El misterio de la Encarnación nos pone en contacto con Cristo anonadado, con Cristo Víctima a quien nosotros debemos imitar. Pero del mismo modo que Cristo supo soportar toda pena, toda humillación, e incluso la muerte por amor nuestro, nosotros también debemos saber ver en esas mismas cosas la oportunidad para devolver a Cristo amor por amor. “Si no aprendemos a ser víctimas con la Víctima, todos nuestros sufrimientos son inútiles”[27]. Pero el sufrimiento se vence amando y encontrando en él un nuevo modo de servir a los demás. Y ese servicio se transforma en alegría espiritual, la cual nos permite, a pesar de las pruebas y los obstáculos de esta vida, no desanimarnos y seguir siempre adelante. Lo nuestro es ser sacerdotes siempre víctimas, pero en el espíritu siempre victoriosos. Seamos imitadores de Jesús, el cual, en lugar del gozo que se le ofrecía, soportó la cruz sin tener en cuenta la infamia[28]. La fe es la que nos da la valentía de superar las derrotas, que en definitiva, a la luz de la Encarnación y de la Resurrección de Cristo, son solo derrotas aparentes. Pues nuestra victoria sobre el mundo es precisamente nuestra fe en el Hijo de Dios que encarnado ha venido al mundo[29].
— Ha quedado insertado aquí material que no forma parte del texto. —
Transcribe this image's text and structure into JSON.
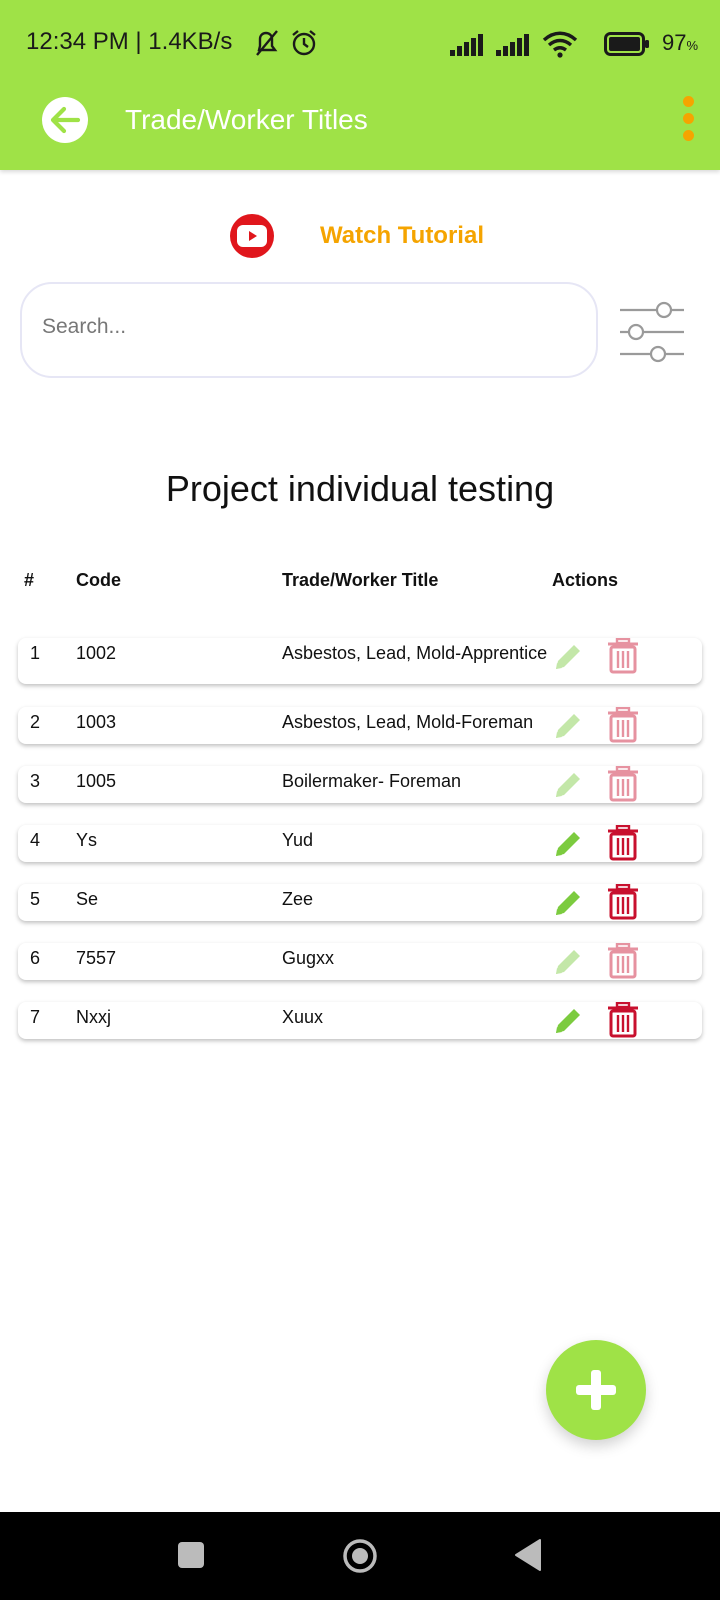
{
  "status_bar": {
    "time": "12:34 PM | 1.4KB/s",
    "battery": "97",
    "battery_unit": "%",
    "icons": [
      "bell-off-icon",
      "alarm-icon",
      "signal-icon",
      "signal-icon",
      "wifi-icon",
      "battery-icon"
    ]
  },
  "toolbar": {
    "title": "Trade/Worker Titles",
    "back_icon": "arrow-left-icon",
    "menu_icon": "more-vertical-icon",
    "menu_color": "#F5A400"
  },
  "tutorial": {
    "label": "Watch Tutorial",
    "icon": "youtube-icon"
  },
  "search": {
    "placeholder": "Search...",
    "value": "",
    "filter_icon": "sliders-icon"
  },
  "project": {
    "title": "Project individual testing"
  },
  "table": {
    "headers": {
      "num": "#",
      "code": "Code",
      "title": "Trade/Worker Title",
      "actions": "Actions"
    },
    "rows": [
      {
        "num": "1",
        "code": "1002",
        "title": "Asbestos, Lead, Mold-Apprentice",
        "enabled": false
      },
      {
        "num": "2",
        "code": "1003",
        "title": "Asbestos, Lead, Mold-Foreman",
        "enabled": false
      },
      {
        "num": "3",
        "code": "1005",
        "title": "Boilermaker- Foreman",
        "enabled": false
      },
      {
        "num": "4",
        "code": "Ys",
        "title": "Yud",
        "enabled": true
      },
      {
        "num": "5",
        "code": "Se",
        "title": "Zee",
        "enabled": true
      },
      {
        "num": "6",
        "code": "7557",
        "title": "Gugxx",
        "enabled": false
      },
      {
        "num": "7",
        "code": "Nxxj",
        "title": "Xuux",
        "enabled": true
      }
    ]
  },
  "fab": {
    "icon": "plus-icon"
  },
  "colors": {
    "primary": "#9FE247",
    "accent": "#F5A400",
    "edit": "#7CCB3F",
    "delete": "#C8102E"
  },
  "nav_bar": {
    "icons": [
      "recents-square-icon",
      "home-circle-icon",
      "back-triangle-icon"
    ]
  }
}
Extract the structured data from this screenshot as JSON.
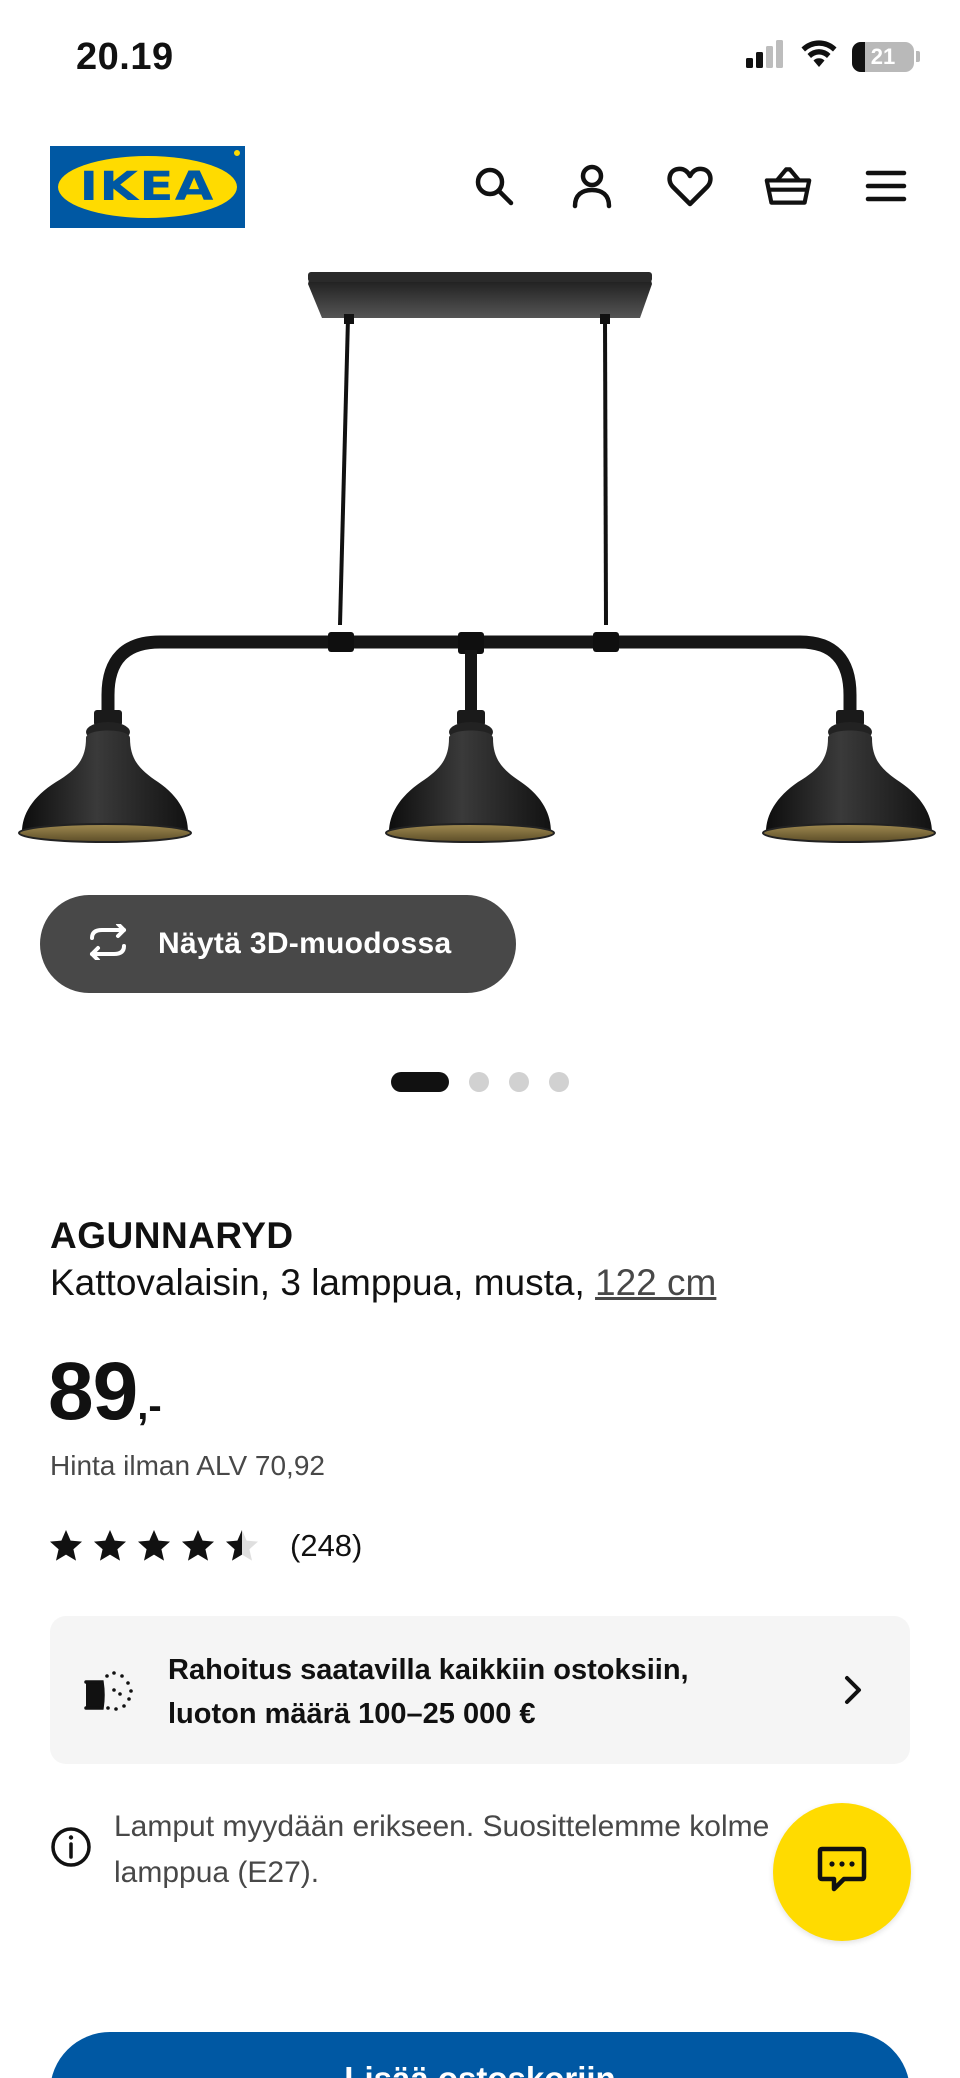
{
  "status_bar": {
    "time": "20.19",
    "battery_level": "21",
    "battery_percent": 21,
    "icons": [
      "cellular-signal-icon",
      "wifi-icon",
      "battery-icon"
    ]
  },
  "header": {
    "logo_text": "IKEA",
    "icons": [
      "search-icon",
      "account-icon",
      "favorites-heart-icon",
      "shopping-basket-icon",
      "menu-icon"
    ]
  },
  "view_3d_button": {
    "label": "Näytä 3D-muodossa",
    "icon": "rotate-3d-icon"
  },
  "carousel": {
    "total_slides": 4,
    "active_index": 0
  },
  "product": {
    "name": "AGUNNARYD",
    "description": "Kattovalaisin, 3 lamppua, musta, ",
    "size_link": "122 cm",
    "price": "89",
    "price_suffix": ",-",
    "price_vat_note": "Hinta ilman ALV 70,92",
    "rating_value": 4.5,
    "rating_max": 5,
    "rating_count": "(248)"
  },
  "finance": {
    "icon": "financing-icon",
    "text_line1": "Rahoitus saatavilla kaikkiin ostoksiin,",
    "text_line2": "luoton määrä 100–25 000 €"
  },
  "info_note": {
    "icon": "info-icon",
    "text": "Lamput myydään erikseen. Suosittelemme kolme lamppua (E27)."
  },
  "chat_button": {
    "icon": "chat-bubble-icon"
  },
  "add_to_cart": {
    "label": "Lisää ostoskoriin"
  },
  "colors": {
    "ikea_blue": "#0058a3",
    "ikea_yellow": "#ffdb00",
    "dark_button": "#484848",
    "card_background": "#f5f5f5"
  }
}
Cuando pasaba Jesucristo, el Verbo Encarnado, toda la gente se alegraba[30]. Del mismo modo nosotros, misioneros del Verbo Encarado que hacemos profesión religiosa para que nuestra vida sea memoria viviente del modo de existir y de actuar de Jesús, el Verbo hecho carne[31], debemos esforzarnos por irradiar la alegría de Cristo[32]. La nuestra no es una alegría cualquiera, es espiritual y es sobrenatural y por lo mismo es incontenible, por eso nuestro lema es “vivir en cristalina y contagiosa alegría”[33]
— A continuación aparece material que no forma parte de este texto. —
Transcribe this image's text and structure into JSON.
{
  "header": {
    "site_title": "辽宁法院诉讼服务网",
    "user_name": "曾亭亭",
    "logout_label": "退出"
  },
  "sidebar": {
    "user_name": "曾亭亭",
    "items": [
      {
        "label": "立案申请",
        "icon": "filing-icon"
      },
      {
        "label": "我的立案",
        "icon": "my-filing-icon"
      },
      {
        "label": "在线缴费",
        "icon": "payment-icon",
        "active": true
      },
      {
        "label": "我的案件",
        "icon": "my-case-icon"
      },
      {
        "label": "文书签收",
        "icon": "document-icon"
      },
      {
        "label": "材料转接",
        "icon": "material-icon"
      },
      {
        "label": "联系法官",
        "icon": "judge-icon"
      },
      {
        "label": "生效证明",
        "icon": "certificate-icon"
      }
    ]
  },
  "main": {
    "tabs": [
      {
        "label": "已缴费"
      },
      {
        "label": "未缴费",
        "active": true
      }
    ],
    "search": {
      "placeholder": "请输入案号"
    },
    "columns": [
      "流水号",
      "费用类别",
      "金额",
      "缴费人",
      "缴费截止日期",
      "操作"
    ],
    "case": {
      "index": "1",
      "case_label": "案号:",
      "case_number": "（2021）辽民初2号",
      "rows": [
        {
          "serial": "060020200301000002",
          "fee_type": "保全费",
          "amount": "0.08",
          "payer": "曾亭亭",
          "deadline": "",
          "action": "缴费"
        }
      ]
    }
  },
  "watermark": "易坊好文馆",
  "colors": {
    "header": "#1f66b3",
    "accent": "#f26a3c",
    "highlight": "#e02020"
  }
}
Es cierto que “hay momentos duros, tiempos de cruz, pero nada puede destruir la alegría sobrenatural, que ‘se adapta y se transforma, y siempre permanece al menos como un brote de luz que nace de la certeza personal de ser infinitamente amado, más allá de todo’[34]. Es una seguridad interior, una serenidad esperanzada que brinda una satisfacción espiritual incomprensible para los parámetros mundanos”[35].

La kénosis del Señor en su Encarnación y en su Pasión nos hace ver la relación misteriosa que hay entre la renuncia y la alegría interior, entre el sacrificio y la amplitud de corazón, entre la disciplina y la libertad espiritual[36]. No seamos pesimistas: ¡Alegrémonos incluso en los padecimientos[37]!

Para ayudarnos en esto, y casi como al pasar, el derecho propio nos da la siguiente provisión: “Es conveniente que el sacerdote […] desee y se alegre de visitar y adorar a Cristo sacramentalmente presente en la Eucaristía”[38].

  • Contemplación de la Resurrección

 “No hay motivo mayor de alegría –dice el derecho propio– que la Resurrección del Señor, porque su triunfo es nuestro triunfo, su victoria es nuestra victoria. El Misterio Pascual es la manifestación por excelencia del amor de Dios a los hombres: los amó hasta el extremo[39]. Por eso en este misterio debemos alegrarnos, y nuestra alegría debe ser permanente[40].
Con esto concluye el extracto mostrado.